Despite the Orchid Tapes associations, Katie Dey’s music is tough to pin down. Last year, the Melbourne producer/songwriter released a strange anomaly of a tape on the label, a messy composite of mangled synths, racing powerpop guitars, and, most jarringly, her heavily processed, pitch-shifted vocals. With scathing croaks and re-pitched shouts, the tape was impossible to peg with genre tags or sonic descriptors, meandering through its seven short tracks with a fresh force of wide-eyed experimentation. A strange, insular curio of a release, the tape flipped a middle finger on pop’s biggest demands with a number of wild, new contradictions; tracks like “don’t be scared” and “unkillable” leaked catchy hooks over noisy explorations, running wild with the giddy power of laptop possibility. And with almost no available images of the musician, Dey held out against the pigeonholes of subgenres and identity alike with every note of the delightfully bizarre release.
Flood Network is again a bundle of uncanny pop production, now in 17 syrupy tracks, eight of which are instrumental interludes.
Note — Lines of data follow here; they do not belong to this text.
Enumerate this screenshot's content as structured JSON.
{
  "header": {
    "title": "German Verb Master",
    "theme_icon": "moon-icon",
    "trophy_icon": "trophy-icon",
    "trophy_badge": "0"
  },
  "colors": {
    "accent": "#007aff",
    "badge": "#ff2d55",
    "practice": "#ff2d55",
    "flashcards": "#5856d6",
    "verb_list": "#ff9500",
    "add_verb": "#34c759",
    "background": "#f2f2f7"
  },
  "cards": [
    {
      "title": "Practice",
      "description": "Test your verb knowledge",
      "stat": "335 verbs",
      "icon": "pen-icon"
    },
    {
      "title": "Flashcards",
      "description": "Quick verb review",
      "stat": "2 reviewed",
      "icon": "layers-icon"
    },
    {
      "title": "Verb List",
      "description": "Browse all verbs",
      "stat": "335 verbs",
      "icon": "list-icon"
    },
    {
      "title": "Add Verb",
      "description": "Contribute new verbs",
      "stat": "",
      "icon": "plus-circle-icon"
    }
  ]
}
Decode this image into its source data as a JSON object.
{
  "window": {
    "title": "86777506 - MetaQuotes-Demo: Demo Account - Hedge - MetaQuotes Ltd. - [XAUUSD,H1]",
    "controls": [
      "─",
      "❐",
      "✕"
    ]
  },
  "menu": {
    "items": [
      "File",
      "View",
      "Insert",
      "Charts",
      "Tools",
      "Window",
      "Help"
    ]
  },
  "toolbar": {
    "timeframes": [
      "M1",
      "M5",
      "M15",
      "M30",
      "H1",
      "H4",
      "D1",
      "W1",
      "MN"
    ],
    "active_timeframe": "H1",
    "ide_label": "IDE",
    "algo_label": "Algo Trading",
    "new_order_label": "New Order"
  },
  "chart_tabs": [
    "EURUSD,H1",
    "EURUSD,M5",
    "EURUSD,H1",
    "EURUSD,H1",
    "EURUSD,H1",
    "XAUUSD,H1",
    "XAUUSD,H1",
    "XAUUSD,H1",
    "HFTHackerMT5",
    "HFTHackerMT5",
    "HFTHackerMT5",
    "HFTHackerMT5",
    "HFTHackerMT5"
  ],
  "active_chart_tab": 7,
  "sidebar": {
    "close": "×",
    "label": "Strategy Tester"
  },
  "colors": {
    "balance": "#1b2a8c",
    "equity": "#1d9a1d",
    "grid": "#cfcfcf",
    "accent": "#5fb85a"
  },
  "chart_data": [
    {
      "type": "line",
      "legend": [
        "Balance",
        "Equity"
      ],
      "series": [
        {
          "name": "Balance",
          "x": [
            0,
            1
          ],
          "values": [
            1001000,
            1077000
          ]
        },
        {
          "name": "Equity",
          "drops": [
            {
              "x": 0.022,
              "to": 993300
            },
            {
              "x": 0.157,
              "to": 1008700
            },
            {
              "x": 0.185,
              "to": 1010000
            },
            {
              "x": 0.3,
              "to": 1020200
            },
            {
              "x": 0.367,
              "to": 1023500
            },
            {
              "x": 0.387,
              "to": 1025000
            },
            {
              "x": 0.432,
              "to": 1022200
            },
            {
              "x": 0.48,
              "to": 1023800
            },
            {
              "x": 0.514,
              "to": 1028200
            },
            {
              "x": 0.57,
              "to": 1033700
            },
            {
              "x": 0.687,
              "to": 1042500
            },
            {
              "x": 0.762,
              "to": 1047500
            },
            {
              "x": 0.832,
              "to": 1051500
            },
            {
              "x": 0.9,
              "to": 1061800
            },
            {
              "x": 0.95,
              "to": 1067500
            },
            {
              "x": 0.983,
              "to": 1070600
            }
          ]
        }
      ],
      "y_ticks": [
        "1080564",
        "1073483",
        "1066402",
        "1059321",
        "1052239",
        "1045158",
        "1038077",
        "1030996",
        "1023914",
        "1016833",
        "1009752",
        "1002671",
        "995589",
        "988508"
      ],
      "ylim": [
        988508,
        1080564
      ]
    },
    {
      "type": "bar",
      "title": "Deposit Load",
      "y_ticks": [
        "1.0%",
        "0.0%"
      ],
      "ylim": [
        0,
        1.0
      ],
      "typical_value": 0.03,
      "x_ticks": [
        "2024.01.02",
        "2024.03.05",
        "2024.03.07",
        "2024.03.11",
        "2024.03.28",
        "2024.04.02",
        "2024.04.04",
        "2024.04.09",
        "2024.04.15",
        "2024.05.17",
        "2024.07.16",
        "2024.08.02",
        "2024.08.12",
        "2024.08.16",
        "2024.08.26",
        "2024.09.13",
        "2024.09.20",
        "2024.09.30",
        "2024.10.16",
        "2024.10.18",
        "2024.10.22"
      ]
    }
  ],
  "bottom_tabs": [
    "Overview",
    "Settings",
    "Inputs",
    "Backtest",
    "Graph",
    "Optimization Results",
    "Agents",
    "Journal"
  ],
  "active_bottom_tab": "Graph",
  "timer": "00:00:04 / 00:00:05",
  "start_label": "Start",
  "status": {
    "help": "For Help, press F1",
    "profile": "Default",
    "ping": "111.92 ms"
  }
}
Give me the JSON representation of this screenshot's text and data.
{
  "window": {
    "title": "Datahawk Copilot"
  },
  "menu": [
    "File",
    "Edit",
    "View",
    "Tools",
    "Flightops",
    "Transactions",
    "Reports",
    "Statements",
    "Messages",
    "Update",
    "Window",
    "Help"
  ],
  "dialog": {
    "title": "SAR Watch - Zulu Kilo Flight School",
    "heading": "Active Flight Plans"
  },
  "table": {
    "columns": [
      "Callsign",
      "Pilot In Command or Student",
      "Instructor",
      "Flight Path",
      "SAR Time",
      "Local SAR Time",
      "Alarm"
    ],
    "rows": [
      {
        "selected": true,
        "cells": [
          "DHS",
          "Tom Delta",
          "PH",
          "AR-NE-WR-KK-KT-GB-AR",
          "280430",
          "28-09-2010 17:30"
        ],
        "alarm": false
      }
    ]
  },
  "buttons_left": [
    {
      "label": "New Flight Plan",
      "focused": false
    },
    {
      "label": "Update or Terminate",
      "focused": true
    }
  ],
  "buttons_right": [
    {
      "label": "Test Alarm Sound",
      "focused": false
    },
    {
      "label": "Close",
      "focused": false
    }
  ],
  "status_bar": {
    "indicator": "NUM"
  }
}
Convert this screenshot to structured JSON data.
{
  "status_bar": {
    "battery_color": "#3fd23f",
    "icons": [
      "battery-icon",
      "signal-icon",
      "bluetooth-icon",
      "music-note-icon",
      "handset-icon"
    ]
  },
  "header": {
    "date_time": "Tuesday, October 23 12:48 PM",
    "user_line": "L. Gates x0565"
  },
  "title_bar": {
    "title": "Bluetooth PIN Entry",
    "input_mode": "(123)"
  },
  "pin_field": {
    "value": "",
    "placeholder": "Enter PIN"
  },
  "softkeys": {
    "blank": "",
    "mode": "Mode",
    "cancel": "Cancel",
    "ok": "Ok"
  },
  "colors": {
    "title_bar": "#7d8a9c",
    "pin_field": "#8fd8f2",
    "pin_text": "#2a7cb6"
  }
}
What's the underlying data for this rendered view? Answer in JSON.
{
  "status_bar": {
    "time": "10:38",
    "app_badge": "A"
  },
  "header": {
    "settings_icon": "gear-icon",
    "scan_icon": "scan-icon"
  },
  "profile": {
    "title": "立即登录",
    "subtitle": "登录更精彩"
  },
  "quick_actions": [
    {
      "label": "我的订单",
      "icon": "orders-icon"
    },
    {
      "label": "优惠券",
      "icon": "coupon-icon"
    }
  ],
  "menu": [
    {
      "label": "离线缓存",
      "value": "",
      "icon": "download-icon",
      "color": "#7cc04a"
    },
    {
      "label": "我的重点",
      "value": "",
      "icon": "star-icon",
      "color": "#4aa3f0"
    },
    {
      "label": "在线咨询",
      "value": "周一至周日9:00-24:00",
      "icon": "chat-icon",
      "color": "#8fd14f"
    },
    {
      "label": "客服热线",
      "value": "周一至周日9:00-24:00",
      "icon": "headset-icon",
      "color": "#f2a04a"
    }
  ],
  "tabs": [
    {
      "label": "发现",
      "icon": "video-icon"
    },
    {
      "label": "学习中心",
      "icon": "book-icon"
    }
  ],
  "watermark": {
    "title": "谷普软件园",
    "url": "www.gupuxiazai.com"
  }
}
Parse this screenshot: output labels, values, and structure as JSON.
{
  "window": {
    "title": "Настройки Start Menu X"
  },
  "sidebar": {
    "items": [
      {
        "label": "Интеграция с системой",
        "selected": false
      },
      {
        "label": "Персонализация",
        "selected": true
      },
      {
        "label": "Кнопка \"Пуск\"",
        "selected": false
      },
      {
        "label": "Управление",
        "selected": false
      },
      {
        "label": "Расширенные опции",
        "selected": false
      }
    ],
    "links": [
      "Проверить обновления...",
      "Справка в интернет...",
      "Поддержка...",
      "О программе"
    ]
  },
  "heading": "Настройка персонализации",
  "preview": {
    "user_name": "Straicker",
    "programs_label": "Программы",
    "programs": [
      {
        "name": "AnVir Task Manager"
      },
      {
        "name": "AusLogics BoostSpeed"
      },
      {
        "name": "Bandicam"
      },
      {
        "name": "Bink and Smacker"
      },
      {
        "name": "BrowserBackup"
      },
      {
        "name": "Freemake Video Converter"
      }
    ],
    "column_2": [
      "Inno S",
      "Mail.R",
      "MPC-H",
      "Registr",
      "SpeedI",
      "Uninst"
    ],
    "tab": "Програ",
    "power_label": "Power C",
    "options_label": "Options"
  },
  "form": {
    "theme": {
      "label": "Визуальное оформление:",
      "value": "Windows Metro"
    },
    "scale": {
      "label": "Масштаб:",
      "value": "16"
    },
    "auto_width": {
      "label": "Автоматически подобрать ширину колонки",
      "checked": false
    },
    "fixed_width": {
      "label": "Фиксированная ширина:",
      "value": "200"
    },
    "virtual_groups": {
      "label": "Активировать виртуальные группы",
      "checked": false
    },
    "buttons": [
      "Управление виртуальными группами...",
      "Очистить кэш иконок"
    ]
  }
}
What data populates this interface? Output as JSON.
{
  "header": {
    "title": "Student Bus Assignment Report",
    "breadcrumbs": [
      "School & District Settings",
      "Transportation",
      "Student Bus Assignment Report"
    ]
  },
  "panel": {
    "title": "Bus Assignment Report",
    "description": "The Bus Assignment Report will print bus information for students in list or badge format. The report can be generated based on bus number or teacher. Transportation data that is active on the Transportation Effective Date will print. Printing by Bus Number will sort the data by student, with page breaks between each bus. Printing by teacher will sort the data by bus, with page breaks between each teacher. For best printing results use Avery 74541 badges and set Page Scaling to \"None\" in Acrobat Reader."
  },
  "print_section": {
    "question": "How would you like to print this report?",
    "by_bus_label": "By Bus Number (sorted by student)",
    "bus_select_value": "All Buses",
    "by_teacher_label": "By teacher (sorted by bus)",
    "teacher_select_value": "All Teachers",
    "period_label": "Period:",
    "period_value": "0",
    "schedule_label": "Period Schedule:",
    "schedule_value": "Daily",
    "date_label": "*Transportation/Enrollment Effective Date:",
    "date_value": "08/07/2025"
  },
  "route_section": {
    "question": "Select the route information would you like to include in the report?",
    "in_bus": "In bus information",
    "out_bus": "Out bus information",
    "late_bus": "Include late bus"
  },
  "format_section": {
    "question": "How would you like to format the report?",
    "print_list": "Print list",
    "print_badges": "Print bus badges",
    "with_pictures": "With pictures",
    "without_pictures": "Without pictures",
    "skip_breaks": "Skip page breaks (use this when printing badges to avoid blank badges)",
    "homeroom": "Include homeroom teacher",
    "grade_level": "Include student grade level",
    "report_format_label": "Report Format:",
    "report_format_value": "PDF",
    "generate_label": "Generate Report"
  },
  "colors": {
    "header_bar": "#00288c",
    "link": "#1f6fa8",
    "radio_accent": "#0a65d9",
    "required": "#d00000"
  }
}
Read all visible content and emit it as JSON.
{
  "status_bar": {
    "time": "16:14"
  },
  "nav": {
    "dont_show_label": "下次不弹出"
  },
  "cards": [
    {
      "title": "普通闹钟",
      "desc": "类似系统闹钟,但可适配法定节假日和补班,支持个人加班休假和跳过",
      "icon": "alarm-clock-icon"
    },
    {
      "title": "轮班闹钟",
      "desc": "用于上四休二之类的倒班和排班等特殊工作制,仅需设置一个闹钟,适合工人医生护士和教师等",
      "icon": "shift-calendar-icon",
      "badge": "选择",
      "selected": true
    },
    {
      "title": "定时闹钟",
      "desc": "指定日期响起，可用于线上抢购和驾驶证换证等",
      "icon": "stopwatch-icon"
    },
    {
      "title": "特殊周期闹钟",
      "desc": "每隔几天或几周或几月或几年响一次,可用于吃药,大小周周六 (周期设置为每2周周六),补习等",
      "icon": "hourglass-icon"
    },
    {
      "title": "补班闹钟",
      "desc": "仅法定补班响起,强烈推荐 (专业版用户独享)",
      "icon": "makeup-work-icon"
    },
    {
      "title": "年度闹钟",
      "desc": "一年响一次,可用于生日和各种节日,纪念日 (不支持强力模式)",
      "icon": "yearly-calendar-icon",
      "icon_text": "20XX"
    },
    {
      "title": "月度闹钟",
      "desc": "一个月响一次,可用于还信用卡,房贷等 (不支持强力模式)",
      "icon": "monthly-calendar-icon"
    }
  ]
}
The songwriter mediates the stranger qualities of asdfasdf with an increasing number of pop triumphs — ones partially present on the earlier tape, now furling out in a way that, most prominently, marks a richer, more conscious intentionality. With hushed lyrics and a looped pulse of bass, “Fleas” teases out a new, more intentional restraint, while “Fake Health” feels like Dey at her most human, an eerie acoustic ballad not far from a pitch-shifted Liz Phair.
It’s a heavier release, filtering more and more noisy meanders into its sinewy scaffold of pop. “So Pick Yourself Up” finds sharper, tighter production, taking cues Julia Brown’s An Abundance of Strawberries in its ménage of cassette hiss and Ableton time-stretched drums, while “Debt” meditates on an extended cadence of guitar, leaning in with a grand gesture of intonation. “(F7) FOTI reprise” feels more like a blip of the art-pop productions of Jamie Stewart or Zach Pennington than anything from Dey’s past, slurring into “It’s Simpler to Make Home on the Ground” with a dreamy catharsis of somber MIDI strings.
Flood Network marks careful, explorative new growth for Dey, who still, after only a single release, has already shown us an expansive pop frontier all her own. Churning forward with the guttural, alien possibility of bedroom self-production, Dey peers out with a larger, heightened understanding of the space in which she best operates: soundscapes are more carefully mixed, lyrics more present, and it now feels like Dey is taking a symbolic step back, strategically planning larger moves. After an early rush out, Dey pulls back with a tidal recede, gearing up for a larger, more expansive pop trajectory. But for now, Flood Network shows the growing pains of acclaim, responding with a thoughtful ebb, a skim across the sand before the flood.